Is It OK To Poop More Than Once A Day? Here’s What The Amount You Go Says About Your Health
Talking about poop can be gross at times, but it is a perfectly normal bodily function (I mean, there’s even a book called “Everybody Poops”) and it can tell you a whole lot about your health. Seriously — your bowel movements are one of the easiest ways to gauge your wellness and predict any oncoming or current health issues. The characteristics of your poop can indicate everything from bacterial infections to letting you know you need more of a particular food group in your diet. Though poop may not be the most pleasant topic (or maybe you love talking about poop — more power to you!), it’s super necessary to have discussions about it, and helps ensure your health is on the up-and-up.
One of the ways your poop can indicate that you have a health issue — or are developing a health issue — is by the frequency of your bowel movements, aka how often you poop a day. A 2017 survey conducted by the website Healthline revealed that 50 percent of people poop once a day on average. However, 28 percent of people reported pooping twice a day, and 5.6 percent reported only pooping once or twice a week.
How much you poop on any given day, however, can be influenced by many variables — including your fluid intake, diet, exercise, fiber intake, hormones, and stress. Basically, almost everything under the sun can influence your digestive health — and we're still trying to understand why this is. While it’s totally normal to have variations in the frequency of your bowel movements from day to day and person to person, there are a few warning signs the frequency of your poop means you have a health problem.
Pooping more than once a day is not cause alone for a trip to the doctor, but if your stool is a different consistency than normal, it may be a more serious issue. If you’re making multiple trips to the bathroom in a day and your stool is mushy, loose, or flat-out watery — here’s the handy-dandy Bristol Stool chart if you are not sure — you should be a bit more concerned. Diarrhea is a common symptom of the stomach flu and food poisoning, lasting for a few days at most. Though these frequent bowel movements should pass as you get over the illness, it’s crucial to drink water since diarrhea can easily cause dehydration.
Pre-existing health conditions may also dictate the amount you poop, and if you should be concerned. For example, people with Irritable Bowel Syndrome (IBS), a digestive health issue that can cause stomach aches and diarrhea, are more likely to poop than once a day — and that can be the “normal.” Some autoimmune diseases, like Crohn’s disease and Celiac disease, are also linked to chronic diarrhea and frequent bowel movements. Chances are, if you’re diagnosed with a disorder that affects your digestive health, pooping frequently is pretty typical. However, if you frequently have loose stools and no diagnosis, it may be a good idea to follow up with a gastroenterologist (AKA, a poop and GI tract doctor).

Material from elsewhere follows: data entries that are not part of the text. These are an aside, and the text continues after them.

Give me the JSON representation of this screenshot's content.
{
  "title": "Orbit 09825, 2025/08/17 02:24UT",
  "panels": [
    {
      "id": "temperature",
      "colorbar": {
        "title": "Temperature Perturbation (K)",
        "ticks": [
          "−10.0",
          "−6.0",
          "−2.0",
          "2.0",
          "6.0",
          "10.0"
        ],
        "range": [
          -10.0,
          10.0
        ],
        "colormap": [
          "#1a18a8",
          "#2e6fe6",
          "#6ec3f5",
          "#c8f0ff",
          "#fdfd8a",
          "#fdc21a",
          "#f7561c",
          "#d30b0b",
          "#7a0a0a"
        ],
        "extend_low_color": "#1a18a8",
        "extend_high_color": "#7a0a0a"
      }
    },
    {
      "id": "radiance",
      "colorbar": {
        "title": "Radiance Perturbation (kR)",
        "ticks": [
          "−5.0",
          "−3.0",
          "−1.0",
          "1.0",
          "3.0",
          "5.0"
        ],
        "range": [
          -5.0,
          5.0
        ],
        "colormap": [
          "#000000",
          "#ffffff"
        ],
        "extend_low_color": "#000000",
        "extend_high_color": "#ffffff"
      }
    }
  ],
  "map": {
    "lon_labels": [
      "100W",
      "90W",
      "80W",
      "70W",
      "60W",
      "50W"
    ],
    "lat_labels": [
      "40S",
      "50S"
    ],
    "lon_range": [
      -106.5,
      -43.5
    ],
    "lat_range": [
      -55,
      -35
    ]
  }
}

Most importantly, understanding your own body and your own “normal” is key to determining whether or not the frequency of your poops is a health risk. Though pooping once a day is a pretty solid average, a 2010 study suggested anywhere between going to the bathroom three times a day to three times a week is normal. So, simply being aware of how much you poop on average, and if it fluctuates, will clue you into the state of your health.